À bordo, eram visíveis as diferenças de tratamento para os passageiros emigrantes que estavam na terceira classe, a maioria deles representada pelas famílias de pobres camponeses que viajavam gratuitamente ou com passagens subsidiadas, e aqueles da primeira, ou mesmo da segunda classe, que pagavam pelos bilhetes, era muito grande. A maioria dos emigrantes viajava na terceira classe e não tinham nenhum conforto para enfrentar mais de um mês de viagem pelo oceano.


Caderno dominical do Jornal Corriere della Sera



Nos Estados Unidos desembarcavam geralmente no Porto de Ellis Island, na baía de New York, onde eram submetidos a um rigoroso exame médico e de aptidão físico e mental que podia durar até três dias e os rejeitados sumariamente proibidos de entrar no país e deviam empreender a viagem de volta, as tristes viagens de retorno.

Os emigrantes cujo destino era a América do Sul, principalmente Brasil, Argentina e Uruguai, encontravam maiores facilidades para entrar. O exame médico no desembarque não era tão rigoroso e se não houvesse ocorrido alguma comunicação de uma epidemia à bordo ou mesmo de casos isolados de doenças infectocontagiosas, o emigrante podia desembarcar normalmente e proseguir até o seu destino final.

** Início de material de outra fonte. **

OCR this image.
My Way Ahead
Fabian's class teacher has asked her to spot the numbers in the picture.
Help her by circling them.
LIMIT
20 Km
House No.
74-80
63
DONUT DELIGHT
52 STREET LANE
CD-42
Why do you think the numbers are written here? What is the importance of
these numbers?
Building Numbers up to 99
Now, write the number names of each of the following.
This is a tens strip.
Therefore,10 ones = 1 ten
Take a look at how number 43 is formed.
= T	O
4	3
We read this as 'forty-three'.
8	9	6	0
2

No Brasil, nos primeiros anos, desembarcavam na Ilha das Flores, no Porto do Rio de Janeiro, onde havia um grande aparato construído para o recebimento dos imigrantes, com hospital e uma hospedaria, onde ficavam provisoriamente alojados aguardando o prosseguimento da viagem. Com o rápido crescimento da imigração nos anos seguintes, onde milhares de estrangeiros chegavam anualmente ao Brasil, também o Porto de Santos passou a ser utilizado, principalmente para aqueles imigrantes que ficariam no estado de São Paulo.